Ce matin-là, Marie Flore signait, elle aussi, son premier livre, un fascicule d’une
cinquantaine de pages qui attira une file impressionnante de jeunes.
Michel
Martelly, qui venait de prêter serment comme président, non pas du konpa mais
de la République, avait décidé ce matin-là d’aller faire un tour au Salon. Une
première dans l’histoire de cette activité. Arrivé très tôt à notre stand, il ne
put résister à la tentation de se mêler à la troupe joyeuse des
admirateurs de la jeune auteure :
-
Tu es très jeune, lui dit-il, d’un ton admiratif ! Mais quel
âge as-tu?
-
Vingt-trois ans.
-
Compliments! Faut persévérer. Hein!
Une minute de gloire pour la jeune auteure |
Marc-Antoine Gauthier, Guiton Dorimain, Konpè Filo et Monique Cavé Martineau. |
Eddy Cavé, Simphar Bontemps, Eddie Saint-Louis et Aramys Bontemps (De la gauche vers la droite) |
L’idée qu’on se fait de
ces personnages publics à partir de la télévision, de la radio et des
spectacles est très différente de la réalité. À regarder et à écouter les
émissions de Filo sur le vodou, on imagine facilement que c’est un homme de
péristyle qui ne danserait occasionnellement que la musique rasin. Grave erreur! Qu’il s’agisse de konpa, de boléro ou de
salsa, Filo est dans son élément. Il investit la piste de danse, attirant vers
lui les regards admiratifs de toutes celles et ceux qui sont restés à leurs
tables. J’étais fasciné de le voir danser avec tant de brio, de gaieté de cœur
et d’élégance. Entre deux sets de musique, nous trouvons un court moment pour
échanger quelques mots. Rien de plus, à cause du bruit infernal qui couvre les
voix.
En prenant congé de Filo,
je tombe sur Cary Hector, décédé prématurément depuis. Il est assis avec notre
ami commun Leslie Péan et Gladys, une cousine de ce dernier. Un peu en retrait
par rapport à l’atmosphère endiablée que créent les vieux succès du répertoire
de Ju Kann, Cary s’amuse à observer
cette faune qui se déhanche à la limite de la transe. Après deux chaleureuses
accolades, il me dit avec son sourire désarmant : « Ça fait un bon
moment que je t’observe. Je viens d’ailleurs de dire à Leslie : « Gade Eddy. Gade l byen. La p obsève pou l al ekri (Regarde Eddy. Regarde-le bien. Il observe
pour raconter ensuite) ". Il avait en partie raison.
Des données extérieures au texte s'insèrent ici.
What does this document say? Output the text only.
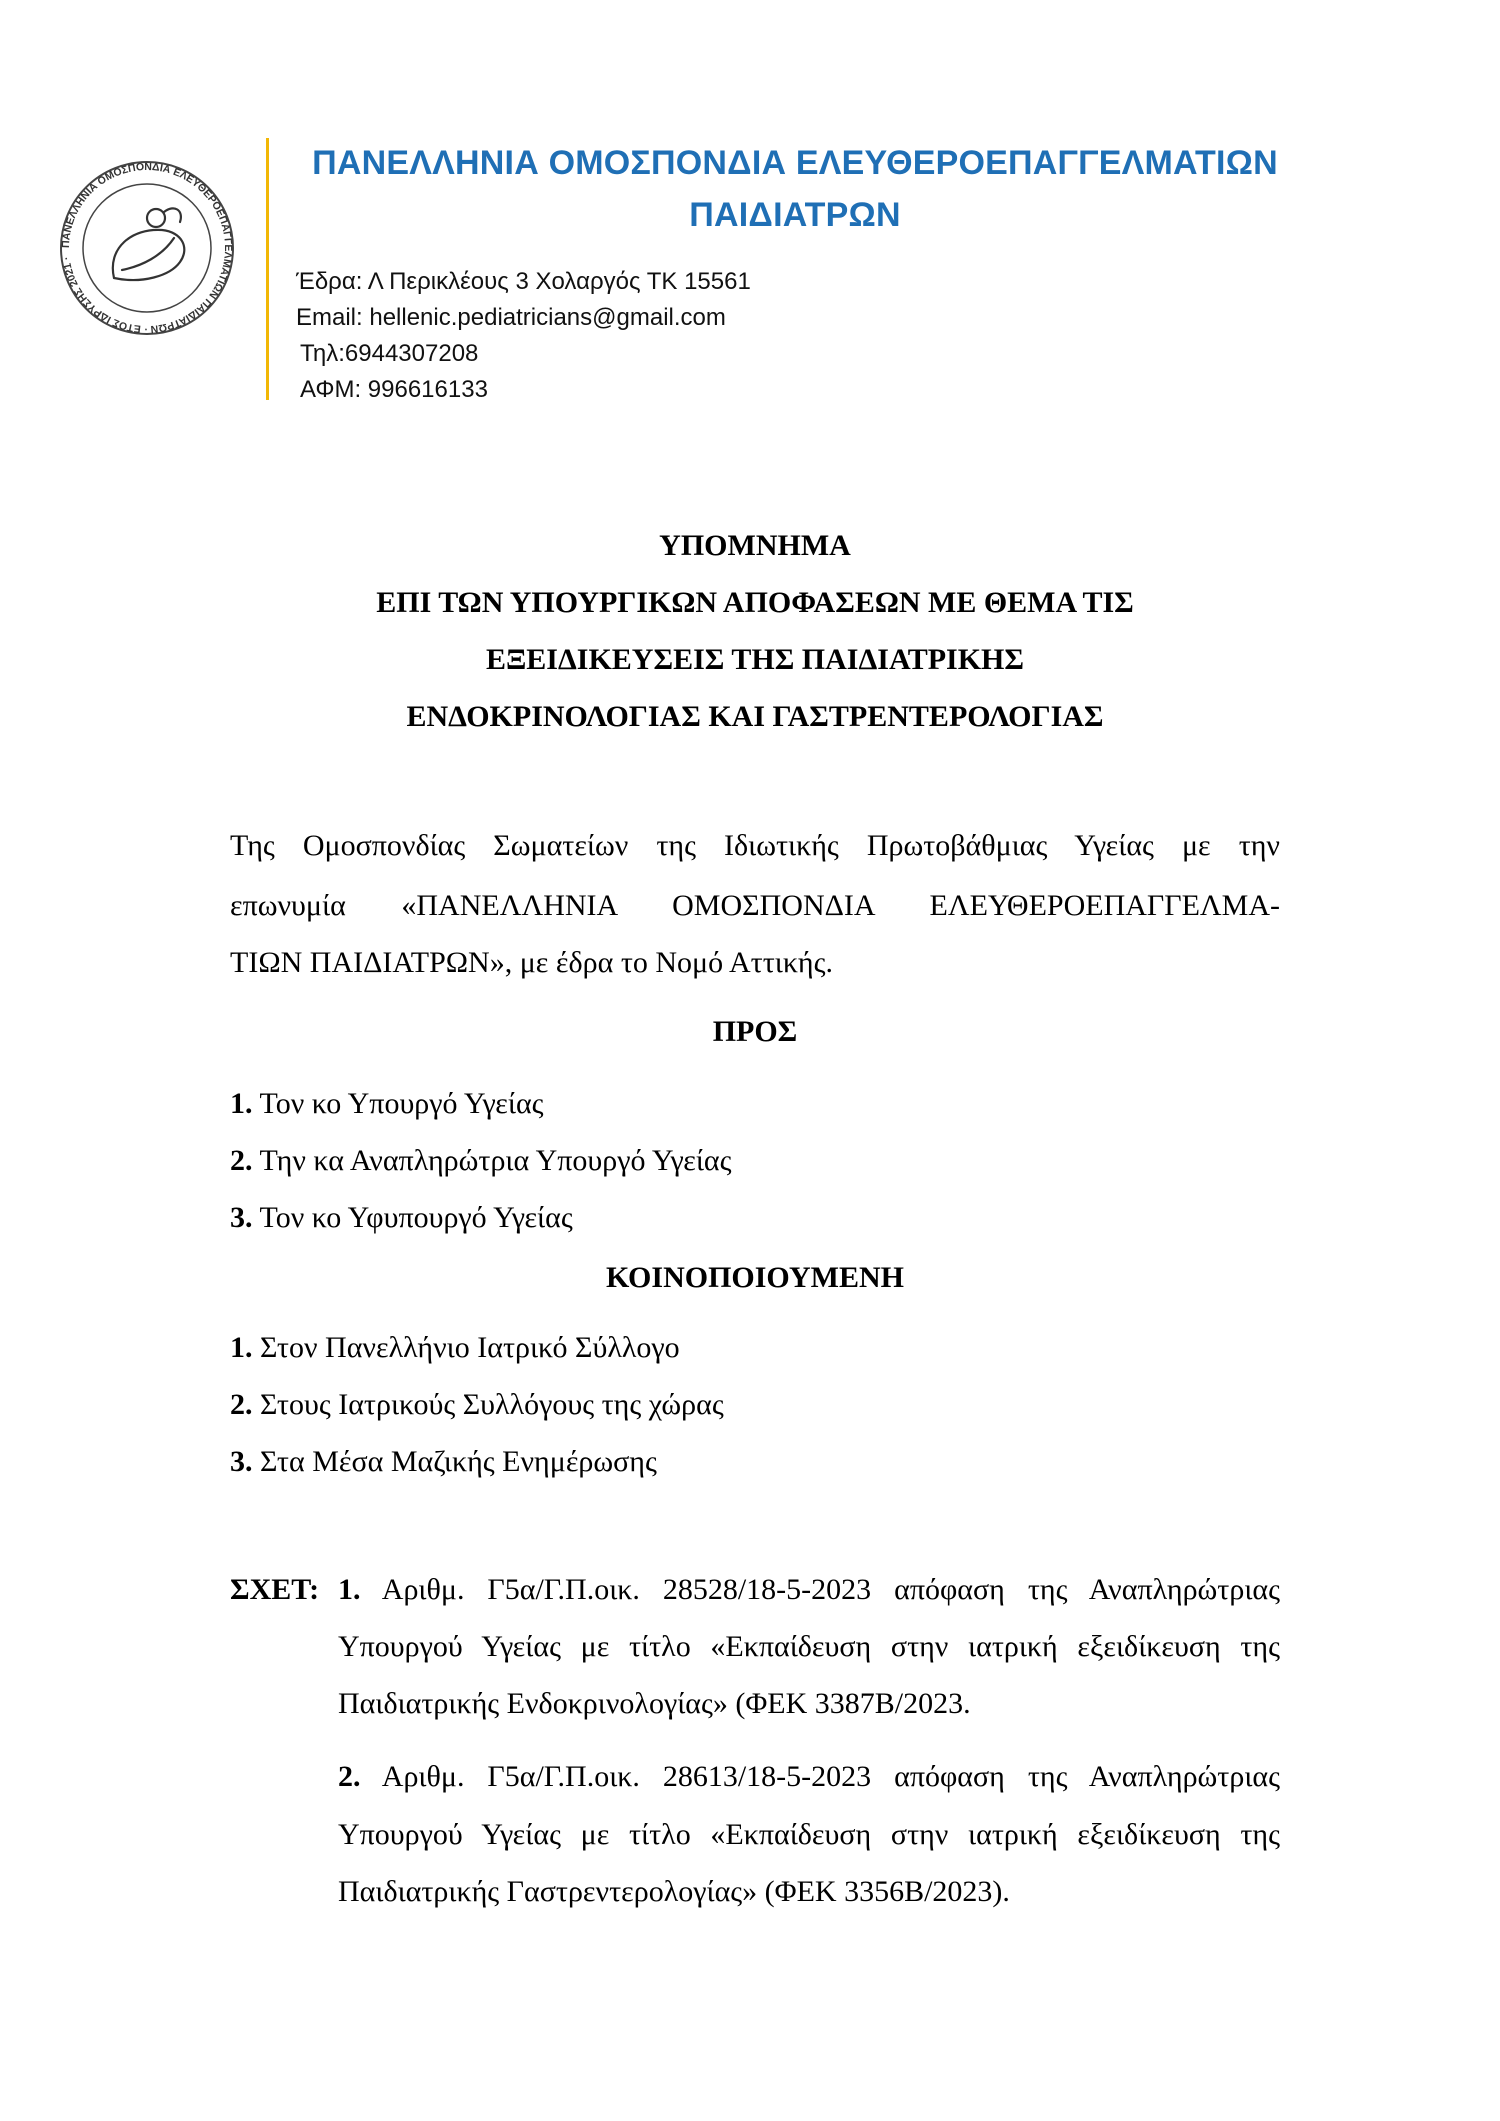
ΠΑΝΕΛΛΗΝΙΑ ΟΜΟΣΠΟΝΔΙΑ ΕΛΕΥΘΕΡΟΕΠΑΓΓΕΛΜΑΤΙΩΝ ΠΑΙΔΙΑΤΡΩΝ · ΕΤΟΣ ΙΔΡΥΣΗΣ 2021 ·
ΠΑΝΕΛΛΗΝΙΑ ΟΜΟΣΠΟΝΔΙΑ ΕΛΕΥΘΕΡΟΕΠΑΓΓΕΛΜΑΤΙΩΝ
ΠΑΙΔΙΑΤΡΩΝ
Έδρα: Λ Περικλέους 3 Χολαργός ΤΚ 15561
Email: hellenic.pediatricians@gmail.com
Τηλ:6944307208
ΑΦΜ: 996616133
ΥΠΟΜΝΗΜΑ
ΕΠΙ ΤΩΝ ΥΠΟΥΡΓΙΚΩΝ ΑΠΟΦΑΣΕΩΝ ΜΕ ΘΕΜΑ ΤΙΣ
ΕΞΕΙΔΙΚΕΥΣΕΙΣ ΤΗΣ ΠΑΙΔΙΑΤΡΙΚΗΣ
ΕΝΔΟΚΡΙΝΟΛΟΓΙΑΣ ΚΑΙ ΓΑΣΤΡΕΝΤΕΡΟΛΟΓΙΑΣ
Της Ομοσπονδίας Σωματείων της Ιδιωτικής Πρωτοβάθμιας Υγείας με την
επωνυμία «ΠΑΝΕΛΛΗΝΙΑ ΟΜΟΣΠΟΝΔΙΑ ΕΛΕΥΘΕΡΟΕΠΑΓΓΕΛΜΑ-
ΤΙΩΝ ΠΑΙΔΙΑΤΡΩΝ», με έδρα το Νομό Αττικής.
ΠΡΟΣ
1. Τον κο Υπουργό Υγείας
2. Την κα Αναπληρώτρια Υπουργό Υγείας
3. Τον κο Υφυπουργό Υγείας
ΚΟΙΝΟΠΟΙΟΥΜΕΝΗ
1. Στον Πανελλήνιο Ιατρικό Σύλλογο
2. Στους Ιατρικούς Συλλόγους της χώρας
3. Στα Μέσα Μαζικής Ενημέρωσης
ΣΧΕΤ: 1. Αριθμ. Γ5α/Γ.Π.οικ. 28528/18-5-2023 απόφαση της Αναπληρώτριας
Υπουργού Υγείας με τίτλο «Εκπαίδευση στην ιατρική εξειδίκευση της
Παιδιατρικής Ενδοκρινολογίας» (ΦΕΚ 3387Β/2023.
2. Αριθμ. Γ5α/Γ.Π.οικ. 28613/18-5-2023 απόφαση της Αναπληρώτριας
Υπουργού Υγείας με τίτλο «Εκπαίδευση στην ιατρική εξειδίκευση της
Παιδιατρικής Γαστρεντερολογίας» (ΦΕΚ 3356Β/2023).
Rose-Anne Auguste, Eddy Cavé, Leslie Péan, Kettly Mars (De la gauche vers la droite) |
En terminant cette page,
je vois défiler les amis présents à cette soirée et qui ont fait depuis le
grand voyage : Cary lui-même, parti pendant l’été 2017; Ricot Labrousse,
rentré de Montréal et rencontré sur les lieux par pur hasard avec sa femme
Carole; mon cousin Boy Cavé, parti en
2015; Roger Nicolas, qui se remettait d’une longue maladie. Et au cœur du
groupe, celui qui était pour moi la vedette de la soirée : Konpè Filo.
De retour au Canada, j’ai
pris l’habitude de suivre ses émissions à TELE GINEN, ce qui m’a permis de
découvrir sa philosophie de la vie et la spiritualité qu’il pratiquait avec
ferveur. Cela m’a en outre donné la possibilité d’entretenir dans l’éloignement
et l’absence un souvenir qui aurait pu s‘éteindre de lui-même s’il ne
s’agissait pas d’un homme au charisme peu commun et d’une stature
exceptionnelle. Tout cela me donne aujourd’hui l’impression de ne l’avoir
jamais perdu de vue.
Filo, tu seras toujours dans mes pensées!